To develop cationic lipid-coated magnesium phosphate nanoparticles (LPP) for intracellular catalase (CAT) delivery.

Methods

Magnesium phosphate nanoparticles (MgP NP) were prepared by micro-emulsion precipitation and mixed with catalase-loaded cationic liposomes (DOTAP/cholesterol) to yield LPP formulation of catalase (LPP-CAT). The size and ζ-potential of LPP-CAT were measured by dynamic light scattering. The pH-sensitivity of LPP-CAT was determined by monitoring their degradation of hydrogen peroxide (H2O2) and their morphologies under transmission electron microscopy (TEM) at pH 7.4 and 5.5. The ability of LPP-CAT to protect MCF-7 cells against hydrogen peroxide was measured by MTS assay. ROS levels in EA.hy926 cells were measured after treatment with LPP-CAT.

Results

LPP-CAT were successfully prepared and carried an average diameter of <300 nm and ζ -potential of about +40 mV. At pH 5.5, LPP-CAT degraded H2O2 almost 4-fold as fast as pH 7.4 and displayed drastic morphological changes of an osmotic explosion.

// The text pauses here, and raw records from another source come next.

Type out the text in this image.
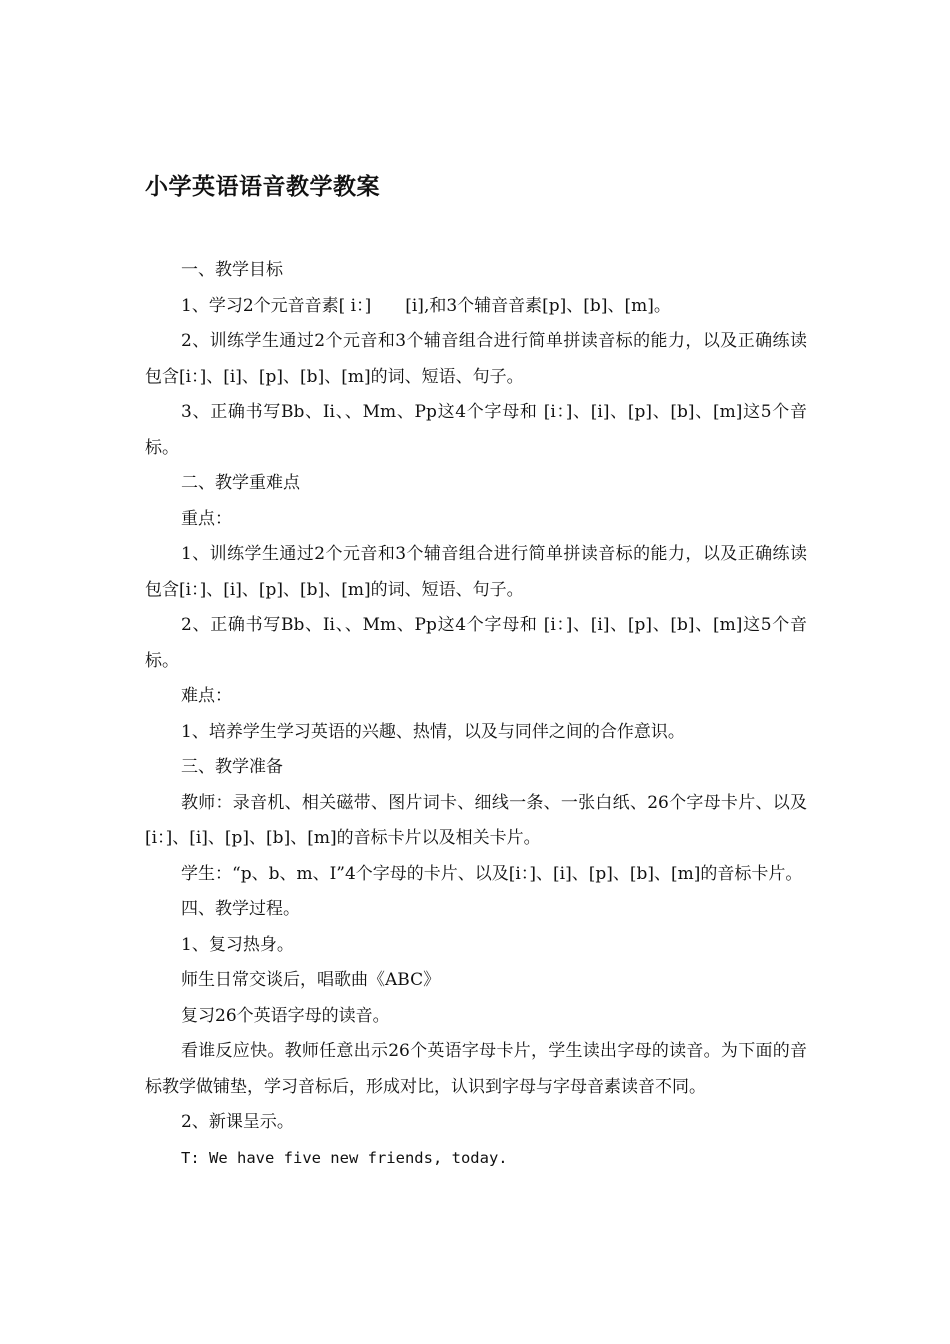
小学英语语音教学教案

一、教学目标

1、学习2个元音音素[ i：]　　[i],和3个辅音音素[p]、[b]、[m]。

2、训练学生通过2个元音和3个辅音组合进行简单拼读音标的能力，以及正确练读包含[i：]、[i]、[p]、[b]、[m]的词、短语、句子。

3、正确书写Bb、Ii、、Mm、Pp这4个字母和 [i：]、[i]、[p]、[b]、[m]这5个音标。

二、教学重难点

重点：

1、训练学生通过2个元音和3个辅音组合进行简单拼读音标的能力，以及正确练读包含[i：]、[i]、[p]、[b]、[m]的词、短语、句子。

2、正确书写Bb、Ii、、Mm、Pp这4个字母和 [i：]、[i]、[p]、[b]、[m]这5个音标。

难点：

1、培养学生学习英语的兴趣、热情，以及与同伴之间的合作意识。

三、教学准备

教师：录音机、相关磁带、图片词卡、细线一条、一张白纸、26个字母卡片、以及[i：]、[i]、[p]、[b]、[m]的音标卡片以及相关卡片。

学生：“p、b、m、I”4个字母的卡片、以及[i：]、[i]、[p]、[b]、[m]的音标卡片。

四、教学过程。

1、复习热身。

师生日常交谈后，唱歌曲《ABC》

复习26个英语字母的读音。

看谁反应快。教师任意出示26个英语字母卡片，学生读出字母的读音。为下面的音标教学做铺垫，学习音标后，形成对比，认识到字母与字母音素读音不同。

2、新课呈示。

T: We have five new friends, today.
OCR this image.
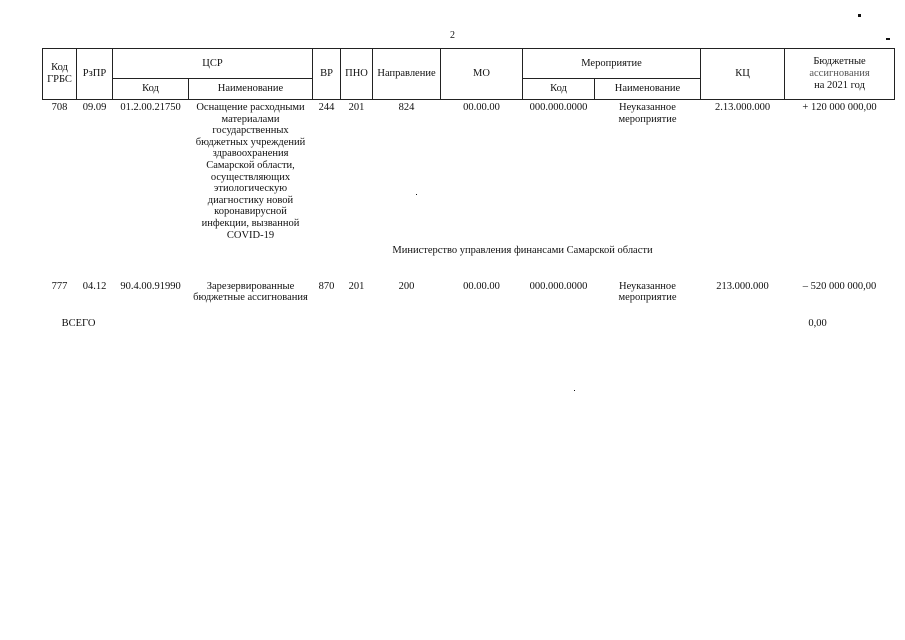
2
Код ГРБС	РзПР	ЦСР		ВР	ПНО	Направление	МО	Мероприятие		КЦ	Бюджетные
ассигнования
на 2021 год

		Код	Наименование					Код	Наименование		
708	09.09	01.2.00.21750	Оснащение расходными материалами государственных бюджетных учреждений здравоохранения Самарской области, осуществляющих этиологическую диагностику новой коронавирусной инфекции, вызванной COVID-19	244	201	824	00.00.00	000.000.0000	Неуказанное мероприятие	2.13.000.000	+ 120 000 000,00
Министерство управления финансами Самарской области											
777	04.12	90.4.00.91990	Зарезервированные бюджетные ассигнования	870	201	200	00.00.00	000.000.0000	Неуказанное мероприятие	213.000.000	– 520 000 000,00
ВСЕГО											0,00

LPP-CAT protected MCF-7 cells from lethal level of exogenous H2O2 and significantly lowered the ROS levels in EA.hy926 cells. A lipid with a pH-sensitive conformational switch (flipid) further enhanced the protein delivery of LPP-CAT.

Conclusion

LPP represents a promising nano-system for intracellular protein delivery.

KEY WORDS

intracellular delivery liposome magnesium phosphate nanoparticles protein delivery triggered release 

Abbreviations

CAT

Catalase

HBS

HEPES buffered saline (10 mM HEPES, 150 mM NaCl, pH 7.4)

L – CAT

Cationic liposomes loaded with catalase

LF – CAT

L – CAT containing flipid in the lipid membrane

LPP

Lipid-coated magnesium phosphate nanoparticles

LPP – CAT

Lipid-coated magnesium phosphate nanoparticles loaded with catalase

LPPF – CAT

LPP – CAT containing flipid in the lipid membrane

MgP NP

Magnesium phosphate nanoparticles

ROS

Reactive oxygen species

Flipid (F)

Bisdodecyl-4-hydroxy-trans-5-morpholinocyclohexane-trans-1,2-dicarboxylate, a lipidic amphiphile containing a pH-sensitive conformational switch

TEM

Transmission electron microscopy

Notes

Acknowledgments and Disclosures

This work was supported by National Institute of Health (GM107823). We thank the technical consultations from Professor Leaf Huang and associates at University of North Carolina, Chapel Hill. We thank Electron Imaging Facility at University of California, Davis for access to TEM. We thank Professor Xiaoling Li at University of the Pacific for access to UV spectrometer for kinetic analyses of catalase activities.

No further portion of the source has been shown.